On the downside was the Needle, down the barrel of which you could look as you wondered whether there was a vein in your entire body that the damn thing could fit into. The tekkie managed to get it into a vein on the second try, and then I discovered the other downside. This was not like a quick blood draw. Rather, the machine first let the blood flow out of your arm through an elaborate tangle of clear plastic tubing into a holding vessel. When the vessel was full, the plasma was centrifuged out into a plastic bag rather like a typical IV bag. Then the leftover red blood cells in the holding vessel were pumped back into your body, and the cycle was repeated until the plasma bag was full. This took what seemed like hours but was usually something like forty-five minutes…at best a very uncomfortable forty-five minutes. I quickly grew to dread my scheduled visits, and several times my dread was reinforced by their missing the vein or by the needle requiring adjustments at points during the process.

But I persevered, partly out of just not wanting to be a quitter, but also because before he died Allen had turned to me one day and said, “If they ever offer you a blood transfusion, take it!” He said that it made him feel so good that he almost felt normal…for a while, anyhow. So I knew that my plasma at the very least would make the recipient temporarily feel good. It was also clear that receiving a bag full of plasma would be much less traumatic than giving one.
Then one day while I was squirming there on the extraction couch feeling sorry for myself, an Emaciated Wretch, obviously one of the recipients, walked in to talk with the tekkie. He stood there, right beside me, chatting away while taking little quick glances at my blood running through the clear tubing, splashing into the extraction chamber for centrifuging, and the clear plasma pouring into the holding bag. A sense swept me that something was different.
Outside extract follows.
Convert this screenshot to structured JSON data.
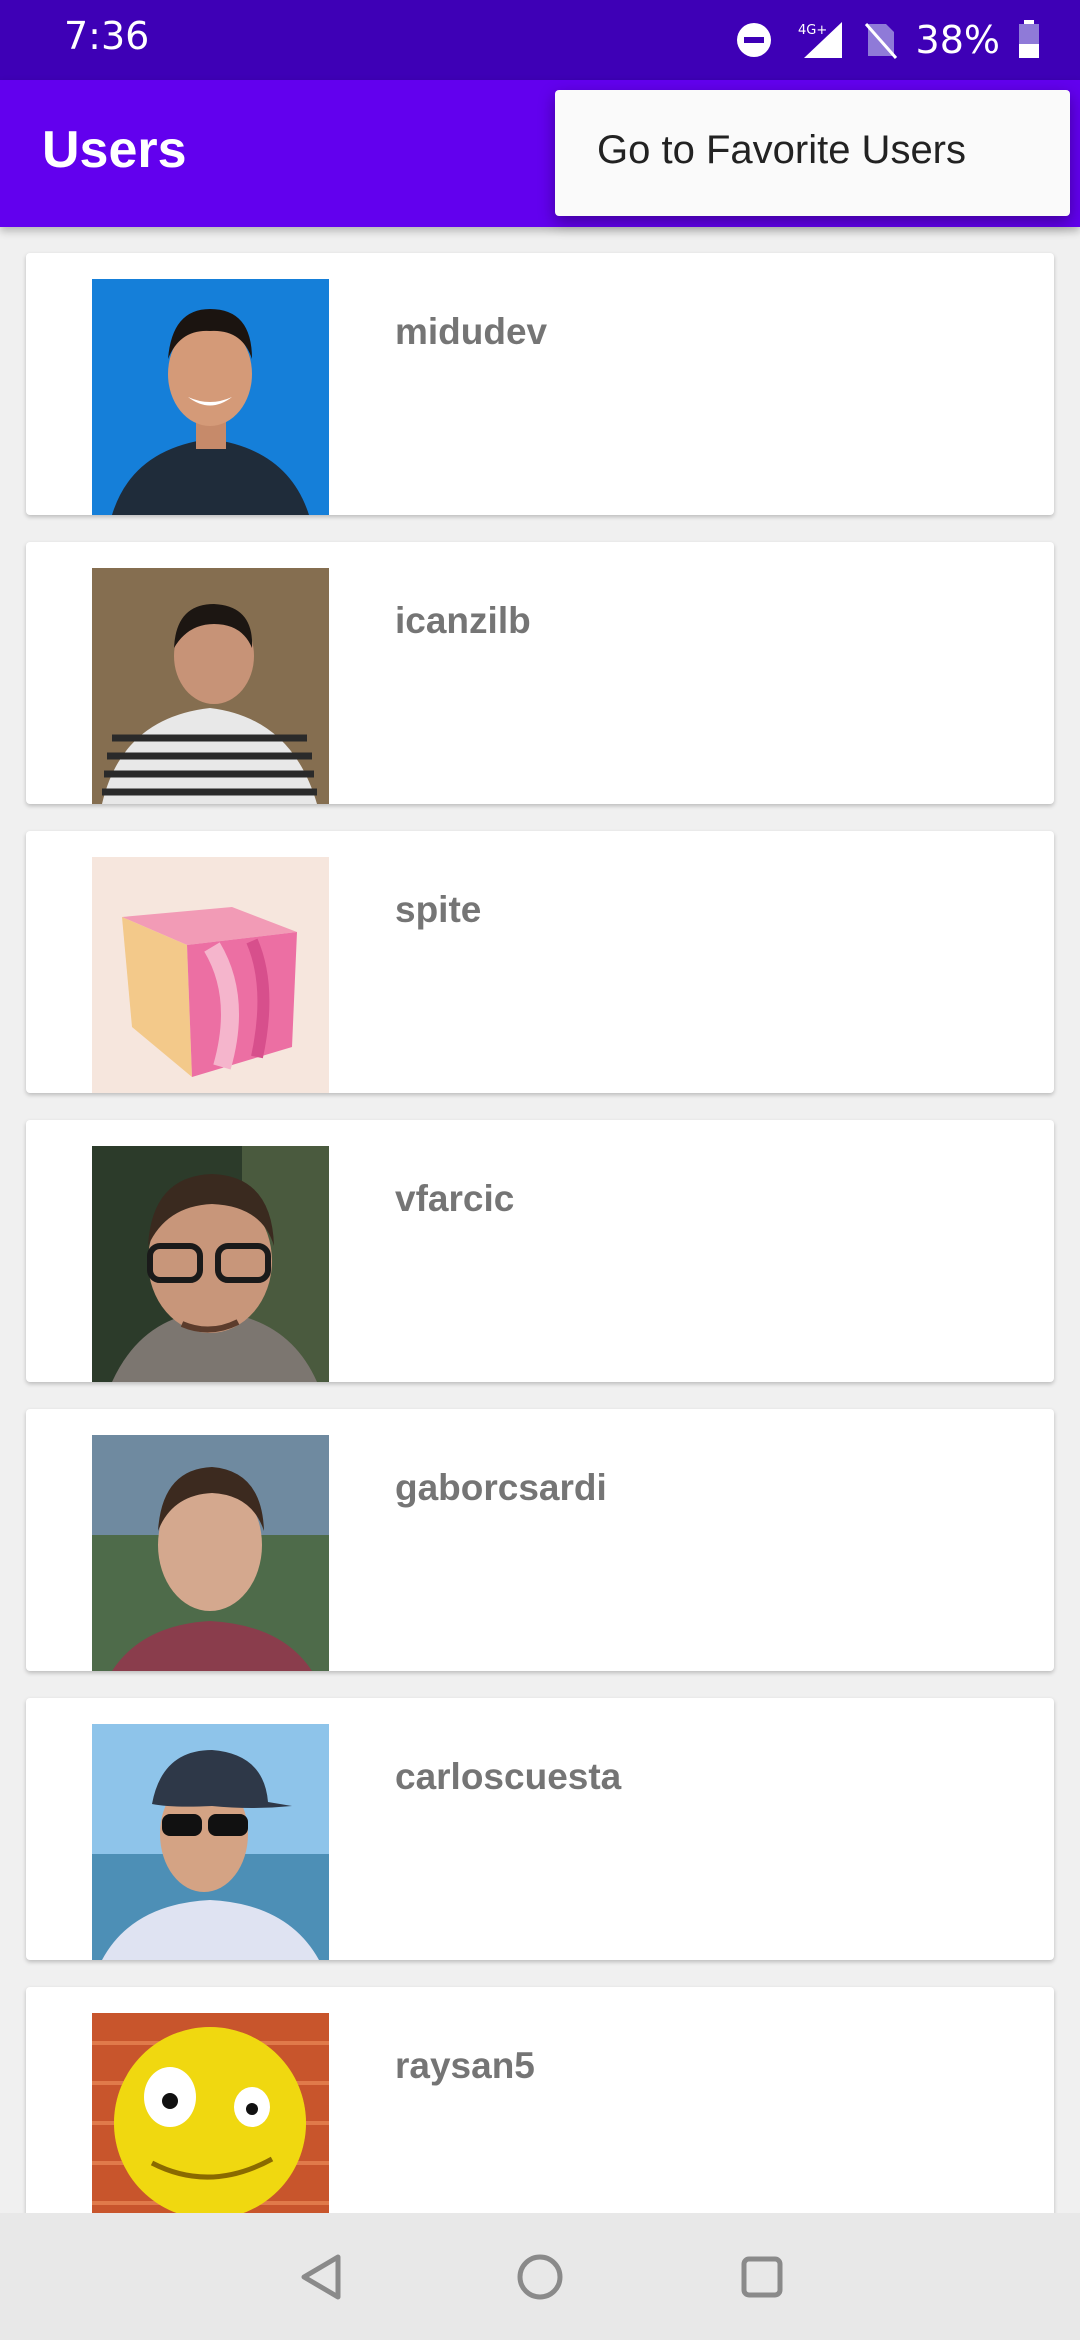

Something was somehow wrong with his body language.

And then I realized that although for several years a lot of people, men and women, had been drawing my blood for various AIDS tests in the most professional manner, courteous and steady of hand and using the latest safety measures against accidental sticks, here for once was someone who wasn’t the least bit afraid of it.

On the contrary. He wasn’t exactly licking his lips, but it was clear that he would have been quite happy for the plasma to have been run right straight into his arm, while it was still hot and fresh.